More than anything else, I like doing books.
I may write the book myself. I may put the book together. I may—which I do often—prod someone else’s book into being.
As the author, I write the book, which involves a degree of agony. As the book editor, I help with the concept, direction and text. This is exhilarating work that involves many people: the writer, the book designer, the photographer, the graphic artist (who is now my favorite person because of what he/she does with digital input), the printing manager, the bindery.
The books I like are about people—what they do as they struggle, with difficulty and failure, with ambition, with history, with accomplishments and feats, with heart.
Tony Mercado’s biography says “Crises, Struggles and New Trysts.” The title says all.
I write abstractions. It is because I can’t abstract. As my Facebook favorite posting says: “Dear Algebra, stop asking me about X. She went away. And I don’t know Y either.”
I like writing biographies. I have done a few: Maria Kalaw Katigbak, Mary Osmeña, “Manila Odyssey” being the lives of the Rodriguez kin and doña Sisang de Leon. I will do Aurora Aragon Quezon, the first of First Ladies.

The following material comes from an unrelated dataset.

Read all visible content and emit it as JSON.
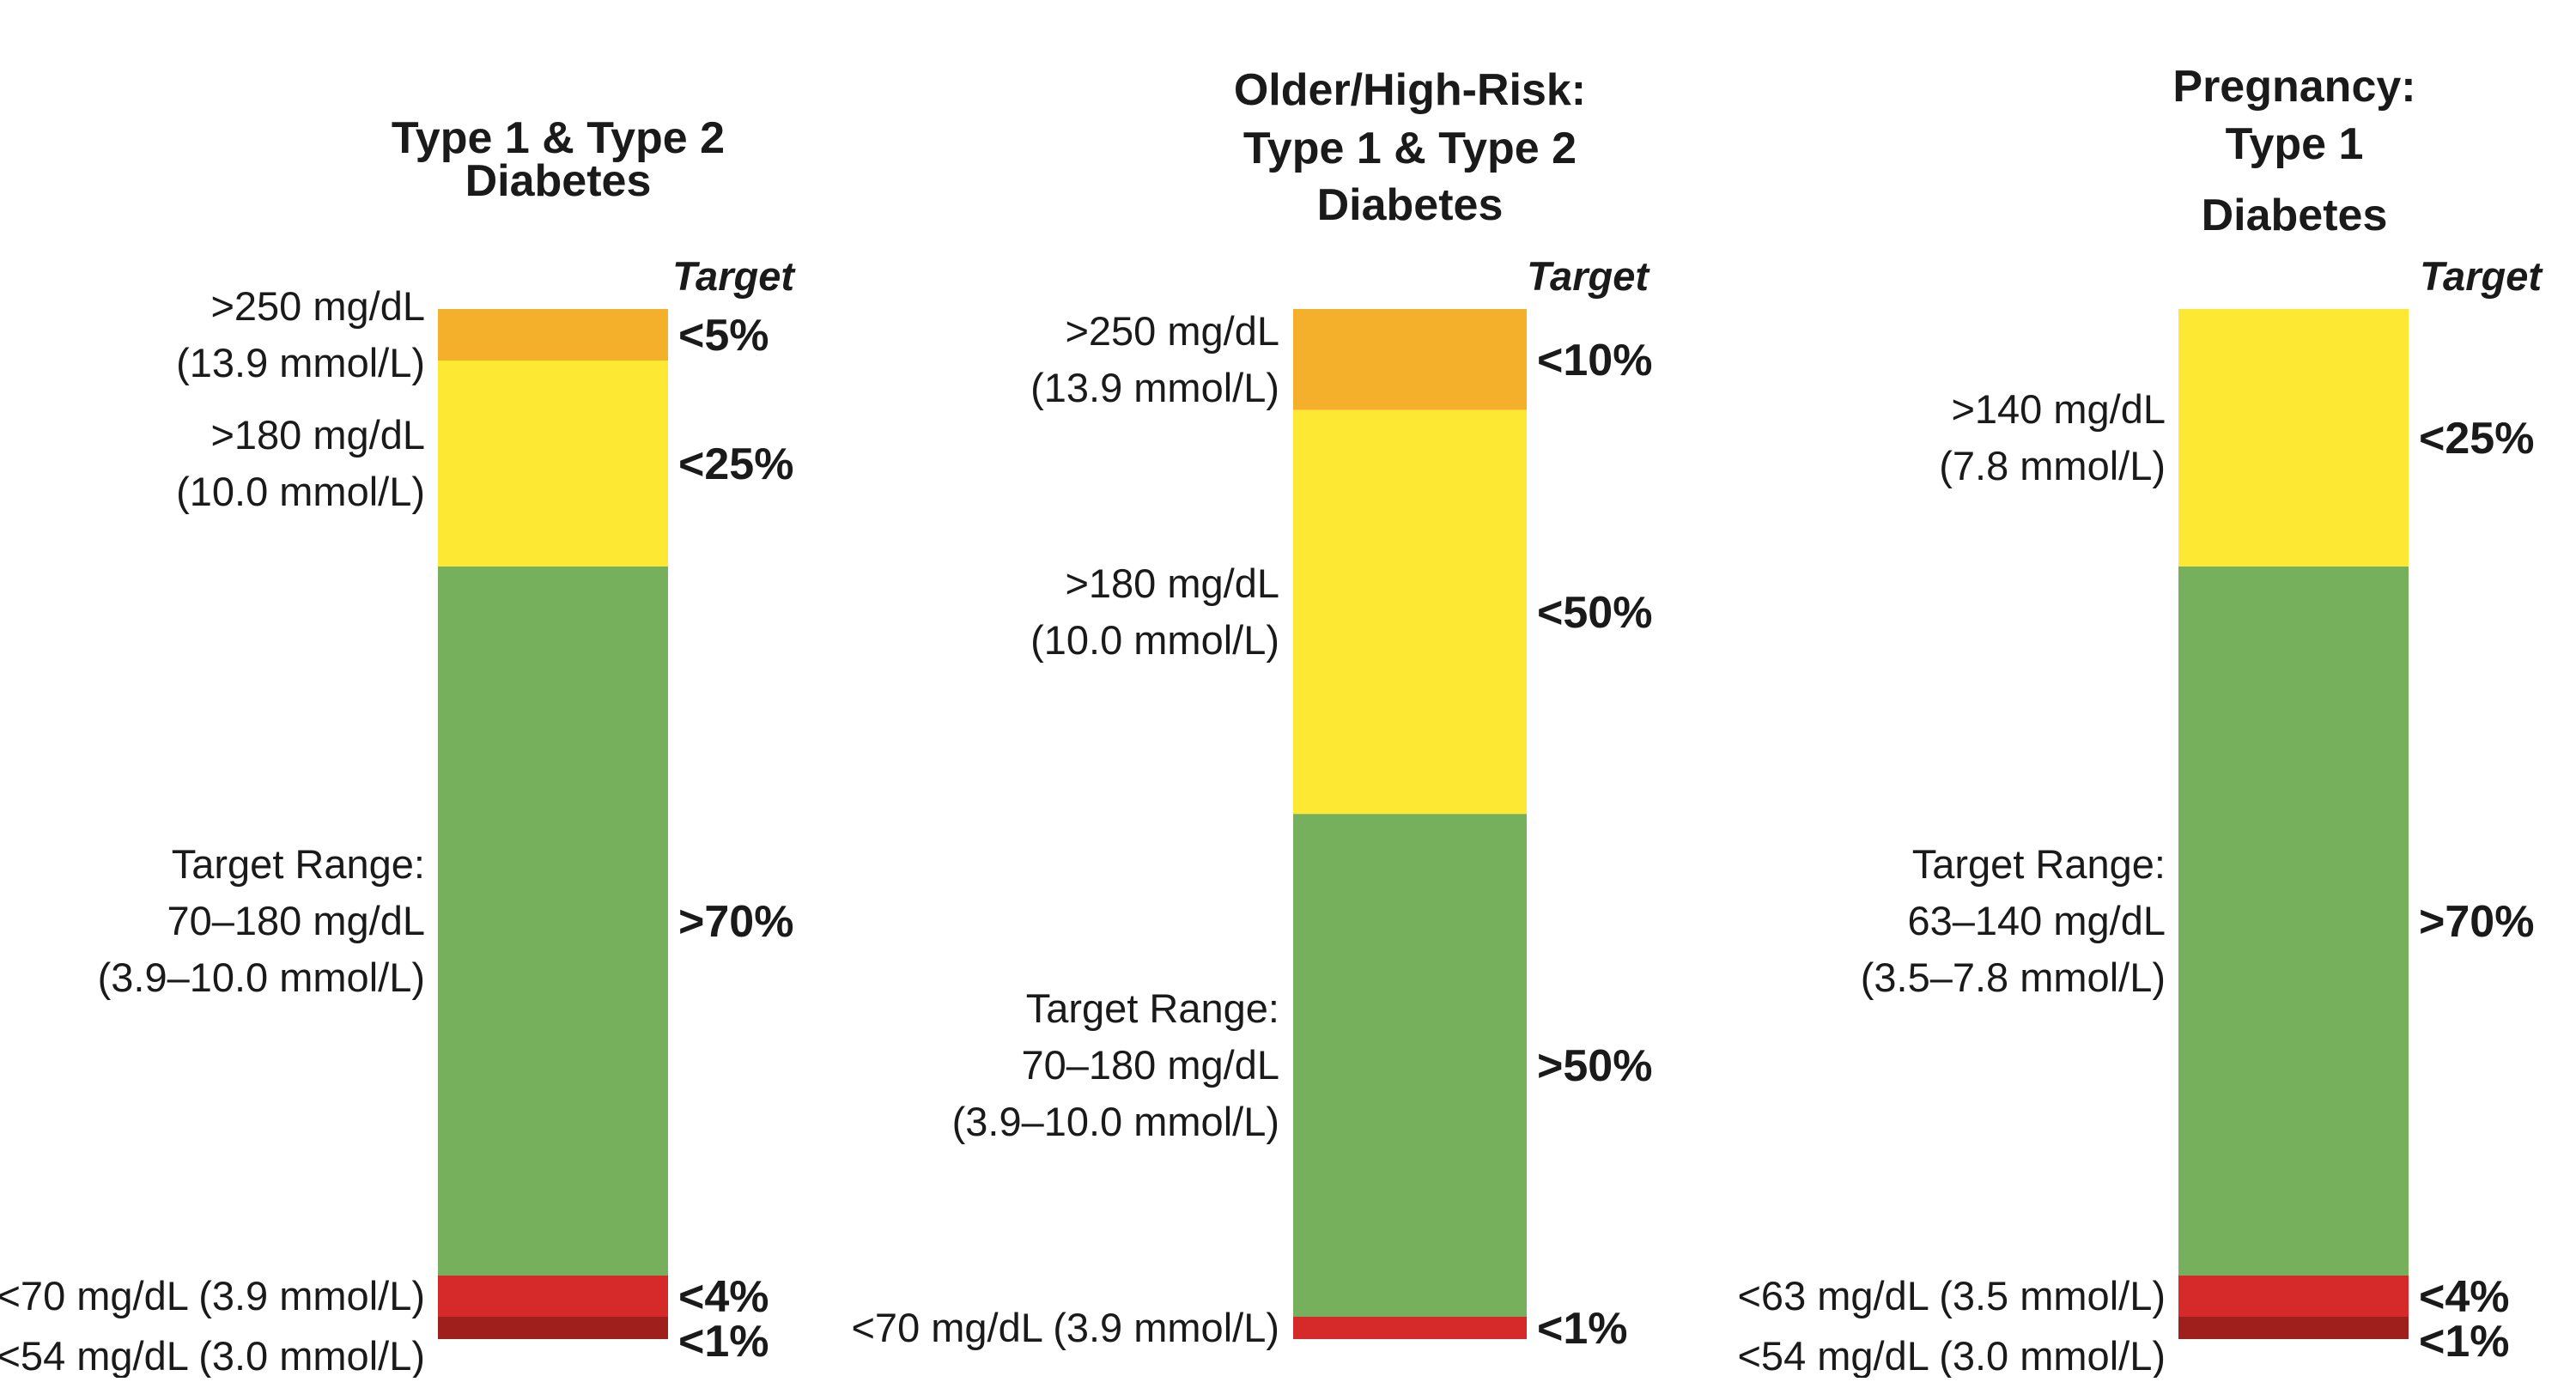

I have not written a major biography of any man. I can’t. I am too much of a woman. If I ever write a man’s life story, it will be about an artist with whose sensibility I can soar.
Writing a book daunts me. I do it because it is there, a brazen challenge. It makes me daring. Plus or minus, it takes years out of my life. And it has become less arduous because of the computer. Every word I write here looks as if is already committed to a printed page. That is very encouraging.
Focus and concentrate
Writing a book is lonely. It means being by myself as I labor alone to focus and concentrate. Alone I have hours and hours to write by night or day. In these later years, by force of circumstances, no one lives with me. However, I am with people—at a distance and detached. My workroom has glass walls. I can see but cannot be seen. I see my front street, my gate, my surrounding gardens, the household staff. I do not have to talk to anyone but I know what is going on. By choice, I do not even have to answer the phone.
Paradoxically, the best writing I have ever done was in a frenzied newsroom as a reporter. But that isn’t about writing a book. I also understand that no one reports to a newsroom now.
How do I focus? The book outline is a must. It is imperative. Having done the outline, I have a personal trick. I do not begin from the beginning, from Chapter One. I begin at what looks to me the easiest, the most fun chapter. Maybe it is Chapter 12. Good! I sail into it with gusto. When that is done, I pick another easy chapter. And another and yet another, until very soon, I have seven or eight chapters finished. I am still having fun, still unfurling the sails.
At that point, I write the final chapter. With impetus, I aim for the end. Cymbals, drums, bells and whistles, even trombones in a big parade—they march me to the end. Period.
Then I rest. I go for a long walk, take a friend to a Japanese dinner, go to the beauty parlor.
Then I climb a hill. Scanning the view from the top, I write Chapter One. It is finely nuanced, relaxed and full of wisdom. It has the fewest words. It may even sound like a poem.
There, the book is done. One more child is conceived and born. Another child.